Originally published January 4 2006

The Internal Revenue Service (IRS) has recently announced that it intends to increase significantly the number of its audits which target "post-issuance compliance in the charitable finance sector." This increased level of scrutiny and the new regulations discussed below together underscore the need for non-profit institutions which have tax-exempt bond debt to establish an effective program to monitor continuously the "private use" at their bond-financed facilities and to keep adequate records of such use.
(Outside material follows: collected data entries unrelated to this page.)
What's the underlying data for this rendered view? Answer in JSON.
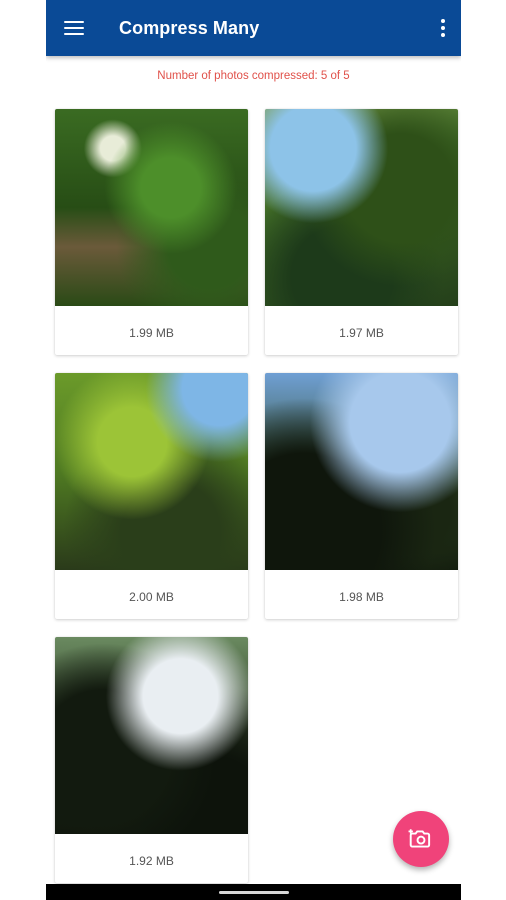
{
  "app_bar": {
    "title": "Compress Many",
    "menu_icon": "hamburger-menu-icon",
    "overflow_icon": "more-vert-icon",
    "background_color": "#0a4a96"
  },
  "status": {
    "text": "Number of photos compressed: 5 of 5",
    "color": "#e0514a"
  },
  "photos": [
    {
      "size": "1.99 MB"
    },
    {
      "size": "1.97 MB"
    },
    {
      "size": "2.00 MB"
    },
    {
      "size": "1.98 MB"
    },
    {
      "size": "1.92 MB"
    }
  ],
  "fab": {
    "icon": "add-photo-camera-icon",
    "color": "#f0437a"
  }
}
The U.S. Treasury issued its private activity bond regulations in 1997. These rules provide specific limitations on permitted leases, management contracts, sponsored research and other both structured and less formal arrangements at bond-financed facilities. It is imperative that facilities financed with bond proceeds comply with these regulations during the life of the bond issue. On December 19, 2005, Treasury published long-awaited final regulations as to application of the private activity bond tests to refunding bonds. Rules on refundings had been omitted from the regulations published in 1997 and were issued in proposed form in 2003.

The most noteworthy feature of the proposed regulations was their requirement that governmental and 501(c)(3) bonds issued for refunding purposes be tested for private use on a combined basis with the refunded bonds unless the refunded bonds could satisfy the private use limitations over the shortened period ending with the issuance of the refunding bonds. This rule was intended to limit any advantage from refunding prior bonds which had front-loaded non-qualified use.

The new regulations largely follow the 2003 proposed regulations. What is significant is that Treasury rejected concerns expressed in written comments made in response to the proposed regulations that the use of a combined measuring period in some circumstances would create difficulties for borrowers because of inadequate records as to distant prior periods. Treasury specifically rejected the suggestion that prior compliance with private use limitations should be presumed, subject to a general subjective anti-abuse rule.

This position by Treasury is consistent with what we perceive to be a diminishing willingness by the IRS in audit situations to treat with sympathy a borrower’s lack of adequate records. It is in that context that the IRS’s tax-exempt bond office (TEB) is about to commence an audit program aimed at 501(c)(3) bonds. As reported in the Bond Buyer of December 16, 2005, TEB intends to open 20-50 limited scope audits starting in February, 2006, targeting post-issuance compliance in the non-profit sector.

For these reasons, careful monitoring of the use of bond-financed facilities is essential in order to withstand any inquiries which may be raised on audit and to assure maximum flexibility in responding to any refunding opportunities.

The content of this article is intended to provide a general guide to the subject matter. Specialist advice should be sought about your specific circumstances.